Le concile Vatican II le disait à sa manière : « Le dessein de salut
enveloppe également ceux qui reconnaissent le Créateur, en tout premier lieu
les musulmans qui professent avoir la foi d’Abraham et adorent avec nous le
Dieu unique, miséricordieux, futur juge des hommes au dernier jour »
(Lumen
Gentium 16).
5 – Où situer la différence entre foi musulmane et
foi chrétienne ?
En Islam comme en Christianisme, une profession de foi explicite caractérise
la différence islamo-chrétienne. Dans un cas comme dans l’autre, cette
profession de foi a la même structure littéraire, que l’analyse rhétorique
désigne sous le terme de symétrie complémentaire.
1 – La shahâda :
Cette profession de foi est la condition sine qua non pour être musulman.
Elle est formulée ainsi :
Je témoigne qu’il n’y a pas de divinité sinon Dieu
Et je témoigne que Mohammed est l’envoyé de Dieu.
Selon cet énoncé, le musulman se définit comme témoin de l’unicité divine
absolue. Mohammed n’est que le transmetteur du message coranique considéré
comme la parole même de Dieu.
2 – L’évangile de Jean 17,3 :
Cet évangile contient un verset qui exprime la foi chrétienne, formulé, lui
aussi, en terme de symétrie complémentaire :
La vie éternelle, c’est de te connaître, toi, le seul vrai Dieu
Et de connaître celui que tu as envoyé, Jésus-Christ.
Selon cet énoncé, le chrétien entre dans la connaissance de Dieu qui est vie
éternelle dès ici-bas, grâce au Christ. Dans son discours à Casablanca, le
pape Jean-Paul II explicite ainsi cet énoncé : « La loyauté exige aussi
que nous reconnaissions et respections nos différences. La plus fondamentale
est évidemment le regard que nous portons sur la personne et l’œuvre de
Jésus de Nazareth. Vous savez que, pour les chrétiens, ce Jésus les fait
entrer dans une connaissance intime du mystère de Dieu et dans une communion
filiale à ses dons, si bien qu’ils le reconnaissent et le proclament
Seigneur et Sauveur ». On peut en
conclure que la différence entre foi musulmane et foi chrétienne concerne le
statut accordé à l’ Envoyé de Dieu. Un Imam l’exprime en ces termes : «
Pour nous, musulmans, la naissance de Jésus est un événement très important
qui est souligné à plusieurs reprises dans le Coran. Nous avons un grand
respect pour Jésus, mais nous ne célébrons pas sa naissance, de la même
manière que nous ne célébrons pas celle de Mahomet. Pour nous, Jésus et
Mahomet ont le même statut, ce sont deux grands prophètes qui ont révélé la
parole d’Allah ». Nous touchons ici à ce qui fait la singularité de la
foi musulmane et de la foi chrétienne. En islam, pourrait-on dire, c’est le
Message divin qui compte, et non pas le messager ; par contre,
en christianisme, le message divin est identique au
Messager.
Chrétiens et musulmans ont sans doute beaucoup de choses à se dire sur ce
chapitre qui concerne la prophétologie et la christologie. Dans sa réponse à
la Lettre des 138 musulmans, le pape Benoît XVI souligne l’attention qui y
est donnée au double commandement de l’amour, comme en écho à son encyclique
Deus Caritas est. Cette convergence de fond pose des
questions aux chrétiens comme aux musulmans.

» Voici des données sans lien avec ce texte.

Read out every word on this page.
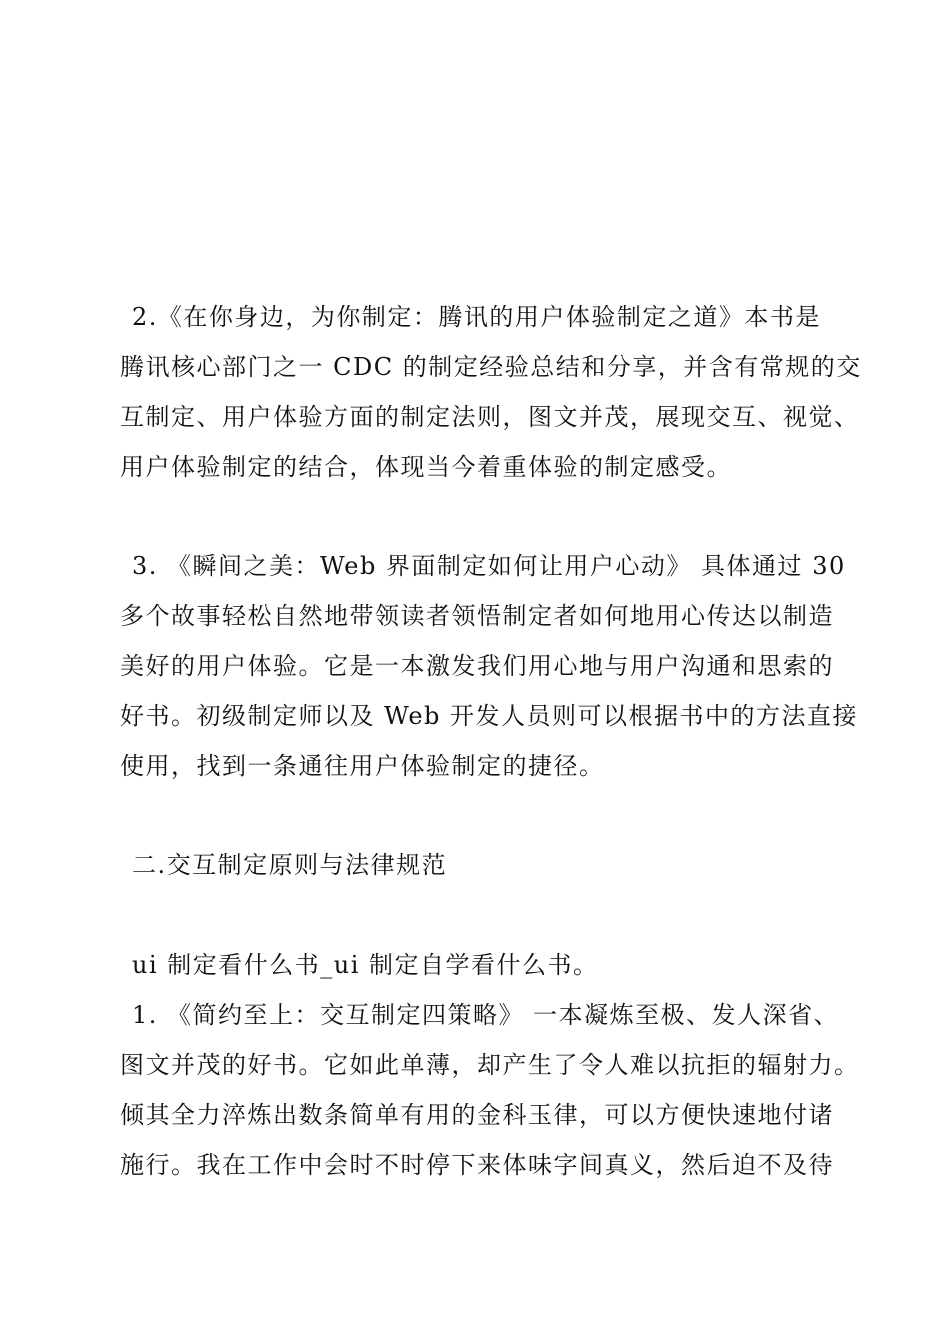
2.《在你身边，为你制定：腾讯的用户体验制定之道》本书是
腾讯核心部门之一 CDC 的制定经验总结和分享，并含有常规的交
互制定、用户体验方面的制定法则，图文并茂，展现交互、视觉、
用户体验制定的结合，体现当今着重体验的制定感受。
3. 《瞬间之美：Web 界面制定如何让用户心动》 具体通过 30
多个故事轻松自然地带领读者领悟制定者如何地用心传达以制造
美好的用户体验。它是一本激发我们用心地与用户沟通和思索的
好书。初级制定师以及 Web 开发人员则可以根据书中的方法直接
使用，找到一条通往用户体验制定的捷径。
二.交互制定原则与法律规范
ui 制定看什么书_ui 制定自学看什么书。
1. 《简约至上：交互制定四策略》 一本凝炼至极、发人深省、
图文并茂的好书。它如此单薄，却产生了令人难以抗拒的辐射力。
倾其全力淬炼出数条简单有用的金科玉律，可以方便快速地付诸
施行。我在工作中会时不时停下来体味字间真义，然后迫不及待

En quel Dieu croyons-nous ? Que signifie l’Unique dans nos vies ?
Quel est le sens de la destinée humaine ? Comment comprendre la croyance au
Jugement dernier ?
Quelle est l’articulation entre la foi et les œuvres ? Comment la
responsabilité humaine y est-elle engagée ?
Il est à souhaiter que le dialogue amorcé au plus haut
niveau soit mis en œuvre en tous lieux où chrétiens et musulmans sont
appelés à se rencontrer et à collaborer au service de tous.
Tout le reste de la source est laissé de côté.